This is a continuation of bug 14135. qpois(-1, 0) and qpois(2, 0) should both return NaN. That is, when p is invalid. Currently they both return 0 values. Thanks!

This would seem to be fixable by moving the line: if(lambda == 0) return 0; to just above mu = lambda; line.

Thank you both. There is one problem with the proposed resolution: What should qpois(p = 1, lambda = 0) give? It currently gives '0' {and that is even tested for in the regression tests}, but would give 'Inf' with the proposed change.. Of course this case, is really a border case.
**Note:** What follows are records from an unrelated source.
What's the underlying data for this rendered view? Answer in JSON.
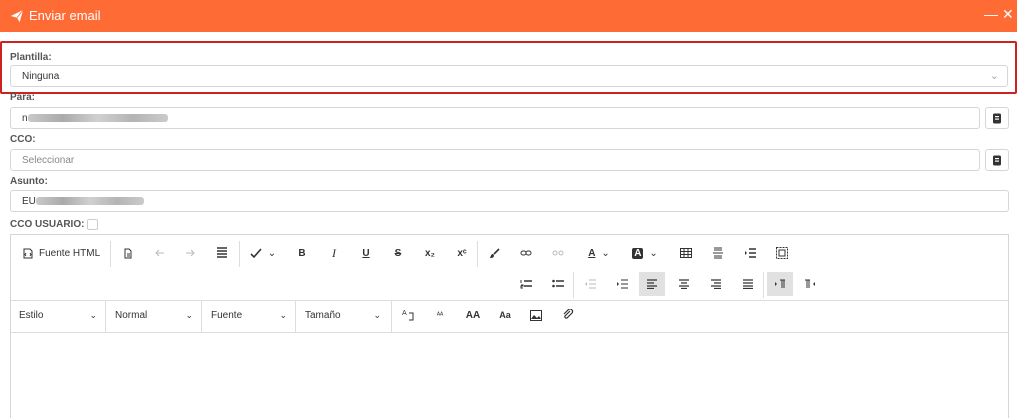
{
  "window": {
    "title": "Enviar email",
    "send_icon": "paper-plane-icon",
    "minimize_glyph": "—",
    "close_glyph": "✕"
  },
  "form": {
    "plantilla": {
      "label": "Plantilla:",
      "value": "Ninguna"
    },
    "para": {
      "label": "Para:",
      "value": "n"
    },
    "cco": {
      "label": "CCO:",
      "placeholder": "Seleccionar"
    },
    "asunto": {
      "label": "Asunto:",
      "value": "EU"
    },
    "cco_usuario": {
      "label": "CCO USUARIO:",
      "checked": false
    }
  },
  "editor": {
    "source_button": "Fuente HTML",
    "style_dropdown": "Estilo",
    "format_dropdown": "Normal",
    "font_dropdown": "Fuente",
    "size_dropdown": "Tamaño",
    "bold_glyph": "B",
    "italic_glyph": "I",
    "underline_glyph": "U",
    "strike_glyph": "S",
    "subscript_glyph": "x₂",
    "superscript_glyph": "xᶜ",
    "font_color_glyph": "A",
    "bg_color_glyph": "A",
    "uppercase_glyph": "AA",
    "lowercase_glyph": "Aa",
    "small_glyph": "ᴬᴬ",
    "chevron_glyph": "⌄"
  },
  "colors": {
    "accent": "#ff6b35",
    "highlight_border": "#cc2222"
  }
}
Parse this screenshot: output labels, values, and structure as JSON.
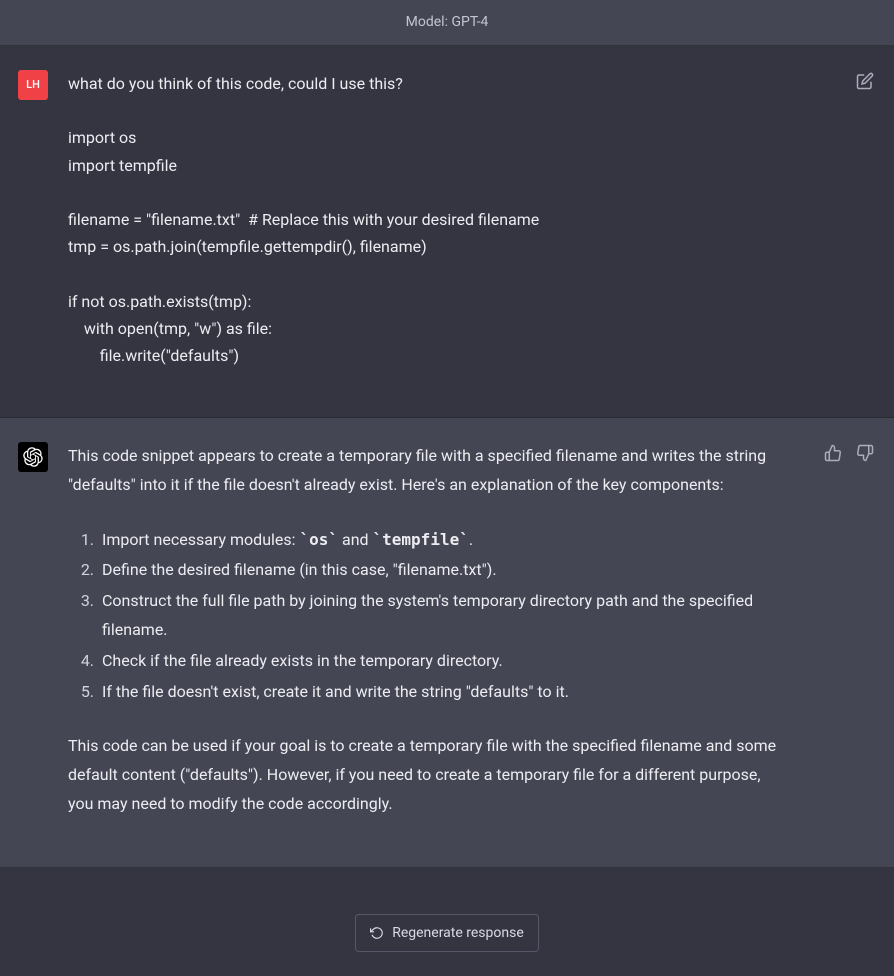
{
  "header": {
    "model_label": "Model: GPT-4"
  },
  "user": {
    "avatar_initials": "LH",
    "message": "what do you think of this code, could I use this?\n\nimport os\nimport tempfile\n\nfilename = \"filename.txt\"  # Replace this with your desired filename\ntmp = os.path.join(tempfile.gettempdir(), filename)\n\nif not os.path.exists(tmp):\n    with open(tmp, \"w\") as file:\n        file.write(\"defaults\")"
  },
  "assistant": {
    "intro": "This code snippet appears to create a temporary file with a specified filename and writes the string \"defaults\" into it if the file doesn't already exist. Here's an explanation of the key components:",
    "items": {
      "0": {
        "pre": "Import necessary modules: ",
        "code1": "`os`",
        "mid": " and ",
        "code2": "`tempfile`",
        "post": "."
      },
      "1": {
        "text": "Define the desired filename (in this case, \"filename.txt\")."
      },
      "2": {
        "text": "Construct the full file path by joining the system's temporary directory path and the specified filename."
      },
      "3": {
        "text": "Check if the file already exists in the temporary directory."
      },
      "4": {
        "text": "If the file doesn't exist, create it and write the string \"defaults\" to it."
      }
    },
    "outro": "This code can be used if your goal is to create a temporary file with the specified filename and some default content (\"defaults\"). However, if you need to create a temporary file for a different purpose, you may need to modify the code accordingly."
  },
  "footer": {
    "regenerate_label": "Regenerate response"
  }
}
Our usual reasoning is that limits should always work, but in this case, qpois(1, 0) may look "ill defined", as lim{p -> 1} qpois(p, 0) = 0 lim{lambda -> 0} qpois(p=1, lambda) = Inf but I think back compatibility should count more here, and more importantly, for dpois() and ppois() the limit behavior for lambda --> 0 is pretty well defined (also mentioned on the French version of the Wikipedia page), and then, as ppois(0, 0) = 1, for the inverse function qpois(), we really want qpois(p = 1, lambda = 0) |--> 0

Similar reasoning applies to other distributions with a limiting case of a point mass. I think their q<dist>() functions do not deal with this issue consistently... but don't have time now to check [[don't find it too important, too]]. I am dealing with qgeom(*, prob=1) now, and leave other cases (if they exist) for future reports / or (better) comments to this report.